Sport Comment: Football season’s climax satisfies our irrational biases

John Inverdale
THERE are few things more capable of provoking utterly ludicrous mood swings than an idle Sunday morning studying the football league tables.

With the exception of Crawley, about which I find it hard to form any opinion, it’s difficult to be ambivalent about a single team in the entire top four divisions, as one single experience with that town or an individual from it, can colour your judgement for ever more and impact on how you want their football team to perform.

So it was yesterday that the following thoughts zig-zagged their way through an addled mind at the breakfast table.

Want Sunderland to stay up, and was therefore grateful later in the day for the thumping victory that saw them jump out of the drop zone. Interviewed their groundsman a few years ago who was one of the most charming people I’ve ever met.

Want QPR to get back into the top division. I just like Harry Redknapp, no other reason.

Want Reading to miss out on promotion.

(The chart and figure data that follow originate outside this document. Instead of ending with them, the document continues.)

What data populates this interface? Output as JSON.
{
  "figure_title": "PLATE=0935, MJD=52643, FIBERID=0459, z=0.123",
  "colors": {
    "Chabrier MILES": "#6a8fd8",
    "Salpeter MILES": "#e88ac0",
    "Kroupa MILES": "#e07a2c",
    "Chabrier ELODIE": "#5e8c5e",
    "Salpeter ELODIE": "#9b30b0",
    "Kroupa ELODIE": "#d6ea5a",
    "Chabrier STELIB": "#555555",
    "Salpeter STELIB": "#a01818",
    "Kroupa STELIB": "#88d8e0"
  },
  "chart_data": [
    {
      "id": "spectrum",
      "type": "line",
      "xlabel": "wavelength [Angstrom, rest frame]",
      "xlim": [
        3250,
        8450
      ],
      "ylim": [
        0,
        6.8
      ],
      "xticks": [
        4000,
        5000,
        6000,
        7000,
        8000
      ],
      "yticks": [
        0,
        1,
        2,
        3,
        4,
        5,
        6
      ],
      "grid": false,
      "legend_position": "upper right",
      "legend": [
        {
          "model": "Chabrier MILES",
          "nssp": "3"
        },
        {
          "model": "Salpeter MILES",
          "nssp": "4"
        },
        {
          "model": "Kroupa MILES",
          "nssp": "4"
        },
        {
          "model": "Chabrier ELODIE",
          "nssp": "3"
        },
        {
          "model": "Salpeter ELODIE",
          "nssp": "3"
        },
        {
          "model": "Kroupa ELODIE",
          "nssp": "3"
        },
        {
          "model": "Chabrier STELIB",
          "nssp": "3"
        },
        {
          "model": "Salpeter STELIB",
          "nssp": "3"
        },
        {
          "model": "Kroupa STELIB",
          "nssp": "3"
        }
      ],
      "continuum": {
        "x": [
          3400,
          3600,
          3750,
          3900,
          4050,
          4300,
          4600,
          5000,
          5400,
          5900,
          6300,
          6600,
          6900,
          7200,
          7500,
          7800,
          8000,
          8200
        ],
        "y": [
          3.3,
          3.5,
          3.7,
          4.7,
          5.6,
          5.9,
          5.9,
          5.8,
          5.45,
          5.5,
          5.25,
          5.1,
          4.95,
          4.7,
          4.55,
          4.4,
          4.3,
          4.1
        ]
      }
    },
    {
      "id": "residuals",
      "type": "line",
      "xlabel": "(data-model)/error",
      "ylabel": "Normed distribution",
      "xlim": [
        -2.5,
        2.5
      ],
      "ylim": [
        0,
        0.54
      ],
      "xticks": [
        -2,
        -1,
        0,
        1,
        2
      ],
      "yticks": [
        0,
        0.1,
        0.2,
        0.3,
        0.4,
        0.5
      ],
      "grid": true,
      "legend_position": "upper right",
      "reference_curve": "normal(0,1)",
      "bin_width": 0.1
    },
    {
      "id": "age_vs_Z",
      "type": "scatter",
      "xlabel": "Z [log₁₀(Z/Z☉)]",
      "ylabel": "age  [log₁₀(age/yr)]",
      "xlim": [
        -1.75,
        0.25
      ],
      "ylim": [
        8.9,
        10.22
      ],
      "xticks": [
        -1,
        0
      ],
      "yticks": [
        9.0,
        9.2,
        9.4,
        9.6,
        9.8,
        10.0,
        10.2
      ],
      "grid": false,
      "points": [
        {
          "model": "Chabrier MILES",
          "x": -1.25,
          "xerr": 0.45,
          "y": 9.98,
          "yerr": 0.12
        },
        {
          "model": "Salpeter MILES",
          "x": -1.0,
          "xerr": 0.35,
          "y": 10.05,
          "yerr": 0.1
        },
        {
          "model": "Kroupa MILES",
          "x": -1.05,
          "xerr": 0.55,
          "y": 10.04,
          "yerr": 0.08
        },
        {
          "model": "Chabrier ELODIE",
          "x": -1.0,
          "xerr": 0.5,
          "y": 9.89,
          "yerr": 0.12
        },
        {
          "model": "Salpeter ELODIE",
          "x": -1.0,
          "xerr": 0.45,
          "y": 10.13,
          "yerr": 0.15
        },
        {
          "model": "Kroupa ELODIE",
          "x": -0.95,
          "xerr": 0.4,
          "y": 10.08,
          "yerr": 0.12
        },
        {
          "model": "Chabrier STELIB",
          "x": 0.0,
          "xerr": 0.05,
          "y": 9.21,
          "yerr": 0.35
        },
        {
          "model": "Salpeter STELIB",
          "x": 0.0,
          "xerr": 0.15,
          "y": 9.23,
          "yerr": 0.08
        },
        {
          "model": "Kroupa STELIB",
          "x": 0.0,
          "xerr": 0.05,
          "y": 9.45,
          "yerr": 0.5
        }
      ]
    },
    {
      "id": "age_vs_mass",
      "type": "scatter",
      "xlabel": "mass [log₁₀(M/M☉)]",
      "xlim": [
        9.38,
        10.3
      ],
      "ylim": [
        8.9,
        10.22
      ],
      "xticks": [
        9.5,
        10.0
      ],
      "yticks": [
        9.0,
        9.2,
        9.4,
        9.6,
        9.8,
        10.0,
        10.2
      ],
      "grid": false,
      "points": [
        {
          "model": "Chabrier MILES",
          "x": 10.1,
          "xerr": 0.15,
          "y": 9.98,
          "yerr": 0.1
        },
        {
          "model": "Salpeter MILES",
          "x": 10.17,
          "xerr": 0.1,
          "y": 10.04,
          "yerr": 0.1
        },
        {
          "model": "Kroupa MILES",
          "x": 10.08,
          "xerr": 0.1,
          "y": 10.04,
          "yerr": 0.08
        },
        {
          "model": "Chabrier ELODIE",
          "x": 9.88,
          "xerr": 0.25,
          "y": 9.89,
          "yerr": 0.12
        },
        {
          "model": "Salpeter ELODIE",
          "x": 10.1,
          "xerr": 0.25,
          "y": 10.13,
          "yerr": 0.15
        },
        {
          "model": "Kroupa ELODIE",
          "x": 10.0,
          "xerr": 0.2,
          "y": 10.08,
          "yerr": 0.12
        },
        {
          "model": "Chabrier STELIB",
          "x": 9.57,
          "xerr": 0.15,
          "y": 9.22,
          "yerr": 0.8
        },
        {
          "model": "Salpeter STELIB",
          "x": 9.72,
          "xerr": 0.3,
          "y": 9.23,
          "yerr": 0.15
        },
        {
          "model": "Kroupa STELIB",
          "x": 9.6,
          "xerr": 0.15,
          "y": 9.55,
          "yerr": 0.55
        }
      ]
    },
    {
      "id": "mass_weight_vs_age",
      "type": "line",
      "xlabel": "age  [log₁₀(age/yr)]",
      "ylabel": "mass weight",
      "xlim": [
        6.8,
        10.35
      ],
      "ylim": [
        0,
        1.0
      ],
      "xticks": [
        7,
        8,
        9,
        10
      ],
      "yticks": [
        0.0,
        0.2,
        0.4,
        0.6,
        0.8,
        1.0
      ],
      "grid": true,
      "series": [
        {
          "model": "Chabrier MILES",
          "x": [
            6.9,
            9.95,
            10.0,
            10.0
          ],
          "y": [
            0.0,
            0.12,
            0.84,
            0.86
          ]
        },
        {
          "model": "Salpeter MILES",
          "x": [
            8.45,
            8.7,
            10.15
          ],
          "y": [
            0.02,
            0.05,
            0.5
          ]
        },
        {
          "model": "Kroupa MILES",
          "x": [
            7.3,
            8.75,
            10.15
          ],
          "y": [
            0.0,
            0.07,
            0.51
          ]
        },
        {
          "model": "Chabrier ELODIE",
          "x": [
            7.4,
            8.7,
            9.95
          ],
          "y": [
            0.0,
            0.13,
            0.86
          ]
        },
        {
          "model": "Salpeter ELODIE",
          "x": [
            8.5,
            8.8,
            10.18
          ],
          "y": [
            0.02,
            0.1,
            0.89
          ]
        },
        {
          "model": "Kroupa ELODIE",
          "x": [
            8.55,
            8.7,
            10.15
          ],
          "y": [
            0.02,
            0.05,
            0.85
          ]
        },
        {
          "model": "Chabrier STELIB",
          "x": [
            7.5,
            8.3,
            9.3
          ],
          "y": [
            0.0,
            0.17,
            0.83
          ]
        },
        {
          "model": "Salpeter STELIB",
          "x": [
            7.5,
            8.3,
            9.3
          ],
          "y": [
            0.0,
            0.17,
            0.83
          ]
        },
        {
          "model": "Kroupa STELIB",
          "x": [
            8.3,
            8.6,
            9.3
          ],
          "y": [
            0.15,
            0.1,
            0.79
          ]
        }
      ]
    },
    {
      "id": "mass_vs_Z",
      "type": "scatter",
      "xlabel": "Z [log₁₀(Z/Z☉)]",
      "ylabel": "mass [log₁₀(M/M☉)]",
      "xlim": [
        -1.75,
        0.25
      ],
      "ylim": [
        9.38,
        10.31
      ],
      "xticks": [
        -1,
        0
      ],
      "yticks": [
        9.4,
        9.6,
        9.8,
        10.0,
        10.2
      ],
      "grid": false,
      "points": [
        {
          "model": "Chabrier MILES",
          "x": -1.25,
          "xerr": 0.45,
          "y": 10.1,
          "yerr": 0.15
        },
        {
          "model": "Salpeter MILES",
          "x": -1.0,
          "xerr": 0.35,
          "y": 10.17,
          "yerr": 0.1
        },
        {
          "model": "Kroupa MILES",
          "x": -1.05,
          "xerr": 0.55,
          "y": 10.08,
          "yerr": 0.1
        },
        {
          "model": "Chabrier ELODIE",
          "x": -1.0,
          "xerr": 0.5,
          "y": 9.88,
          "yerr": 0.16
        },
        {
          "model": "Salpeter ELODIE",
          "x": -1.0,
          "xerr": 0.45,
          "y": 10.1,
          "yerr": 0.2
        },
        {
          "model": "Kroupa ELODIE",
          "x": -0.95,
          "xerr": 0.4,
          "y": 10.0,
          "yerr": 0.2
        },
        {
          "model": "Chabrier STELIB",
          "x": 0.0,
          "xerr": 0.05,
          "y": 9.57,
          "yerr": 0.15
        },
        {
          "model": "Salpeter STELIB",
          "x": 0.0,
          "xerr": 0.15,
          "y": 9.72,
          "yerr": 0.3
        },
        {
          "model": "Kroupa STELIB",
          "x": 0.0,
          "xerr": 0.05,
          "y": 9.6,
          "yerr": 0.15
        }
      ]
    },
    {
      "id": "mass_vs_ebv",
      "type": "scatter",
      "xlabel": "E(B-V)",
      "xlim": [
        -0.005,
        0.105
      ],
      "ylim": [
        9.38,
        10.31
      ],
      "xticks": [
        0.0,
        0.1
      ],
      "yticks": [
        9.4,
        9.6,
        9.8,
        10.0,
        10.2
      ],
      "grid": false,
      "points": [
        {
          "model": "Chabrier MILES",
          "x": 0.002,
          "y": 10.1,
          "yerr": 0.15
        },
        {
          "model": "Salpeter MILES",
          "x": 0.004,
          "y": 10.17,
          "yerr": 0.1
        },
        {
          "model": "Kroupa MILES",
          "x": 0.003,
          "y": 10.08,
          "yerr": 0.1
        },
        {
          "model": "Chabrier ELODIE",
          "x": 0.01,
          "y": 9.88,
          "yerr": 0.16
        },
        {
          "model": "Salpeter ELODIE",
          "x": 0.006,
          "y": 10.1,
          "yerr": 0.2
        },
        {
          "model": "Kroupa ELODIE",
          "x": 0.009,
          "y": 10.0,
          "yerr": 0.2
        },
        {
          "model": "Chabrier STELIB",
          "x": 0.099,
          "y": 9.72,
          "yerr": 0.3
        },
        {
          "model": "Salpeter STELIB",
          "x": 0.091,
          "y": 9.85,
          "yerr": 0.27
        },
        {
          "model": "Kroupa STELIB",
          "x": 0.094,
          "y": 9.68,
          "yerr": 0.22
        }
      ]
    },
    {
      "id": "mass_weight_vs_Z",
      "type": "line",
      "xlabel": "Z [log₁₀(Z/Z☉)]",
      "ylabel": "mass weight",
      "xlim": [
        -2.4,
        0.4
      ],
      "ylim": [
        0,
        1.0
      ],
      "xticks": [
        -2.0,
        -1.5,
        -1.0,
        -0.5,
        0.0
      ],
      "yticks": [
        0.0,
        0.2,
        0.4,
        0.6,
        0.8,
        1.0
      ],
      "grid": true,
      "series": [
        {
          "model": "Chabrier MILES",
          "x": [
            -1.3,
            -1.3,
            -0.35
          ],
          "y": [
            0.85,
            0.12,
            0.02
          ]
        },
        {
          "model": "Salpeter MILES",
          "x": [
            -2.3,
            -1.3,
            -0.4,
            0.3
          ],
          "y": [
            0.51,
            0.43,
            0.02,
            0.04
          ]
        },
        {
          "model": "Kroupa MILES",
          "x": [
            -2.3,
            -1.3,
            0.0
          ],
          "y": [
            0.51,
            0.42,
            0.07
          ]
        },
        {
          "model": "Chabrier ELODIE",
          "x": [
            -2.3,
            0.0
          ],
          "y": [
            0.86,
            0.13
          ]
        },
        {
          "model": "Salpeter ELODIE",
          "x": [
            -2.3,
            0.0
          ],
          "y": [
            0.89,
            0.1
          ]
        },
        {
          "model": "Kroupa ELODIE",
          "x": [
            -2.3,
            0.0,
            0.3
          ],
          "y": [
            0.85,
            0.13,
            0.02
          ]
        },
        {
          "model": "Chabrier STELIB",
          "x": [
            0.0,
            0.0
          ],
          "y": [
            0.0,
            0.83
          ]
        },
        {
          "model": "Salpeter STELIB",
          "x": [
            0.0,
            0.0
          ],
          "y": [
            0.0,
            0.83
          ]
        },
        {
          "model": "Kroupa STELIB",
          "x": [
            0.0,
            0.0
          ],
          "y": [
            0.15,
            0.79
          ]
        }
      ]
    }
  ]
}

Cannot stand the one-way system and the railway station.

Want Birmingham to be relegated down to League One. Had an extremely unpleasant encounter with a traffic warden outside St Andrews 10 years ago and have never forgotten it.

Want Scunthorpe to win promotion to League One. Car broke down outside the ground 30 years ago and a kind guy towed it to a nearby garage.

Want Chesterfield to go up. You can never get enough of that spire.

Want Bristol Rovers to go down. Have never forgiven them for selling their Eastville ground decades ago to a giant superstore, and taking away part of my childhood.

The relegation battle at the bottom of the Premier League is the most baffling conundrum of all, though.

Like Sunderland, but like Norwich too. Nice place, nice people.

Love Cardiff as a city, can’t bear the football club. Now that’s awkward.

Fulham. Everyone loves Fulham in a cuddly kind of way, except they’ve stopped being cuddly recently with the shambolic handling of the managerial situation.

Sadly West Brom are almost safe. The catering facilities for away fans at their ground are a disgrace. That should be enough to get the Premier League to dock them a few points, and send them down. Surely.

And so it goes on. Incidents of no consequence prompting irrational emotional allegiance to, or antipathy towards, places of otherwise minimal interest.

Please tell me I’m not the only one who does this.